You know, that was a very impressive display of fire power and an impressive display of what you do when you harness the kinetic force of this operation again an enemy.
I know enough about what you've been doing the last 12 months to know that that is not just for show for visits by the Chief of the Defence Force and myself today but that is what you actually deploy in the field.
And this is an ugly operating environment. It doesn't look a bit like the Gold Coast to me. And can I say, each time you've lost one of yours we go through it, and we have a report from the Chief of the Defence Force about what happened and about who you're up against and how ugly it was.
And what I want you to know, as your Prime Minister, is that each of us who sit around a table and listen to that take it very personally.
So when you're out there in this God-forsaken part of the world, doing your stuff, you need to know that back home, not just the nation's behind you, the people running the show like the Defence Force Chief are behind you and the Government is behind you as well.

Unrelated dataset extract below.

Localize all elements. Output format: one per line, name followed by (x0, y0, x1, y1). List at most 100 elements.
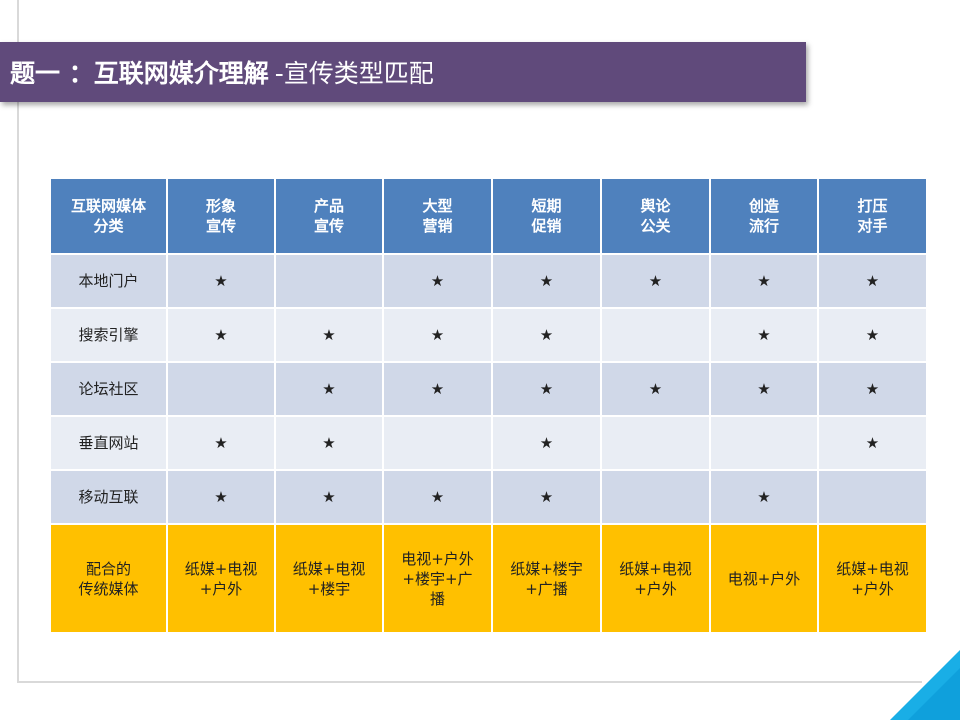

What I admire about what you blokes do is that it is full of skill. What you just displayed [inaudible].
I know enough about what you deploy and what you do but skill is one thing [inaudible].
[Aircraft noise obscures audio]
...and again, saying goodbye to one of your own. I've been there too often. Look after yourselves, be careful, do your job.
And I haven't brought it out with me but what I've brought from Australia is, is, is - I was going to bring a crate load of beer but that wasn't allowed.
[Laughter]
I was going to bring a smaller crate load of something harder than that and that wasn't allowed either.
But the Test Series is coming up so for the Boxing Day Test between you blokes and the reconstruction fellas down the hill, there is a brand new cricket kit for each of you. Bats, balls, wicket keeper's gloves, pads, and - given that I understand that some people here are of a serious standard - protectors as well. So it is all there.
When I was out at Holsworthy the other day, I ran into two ladies who asked me to plant a kiss on the cheeks of Sergeant [inaudible].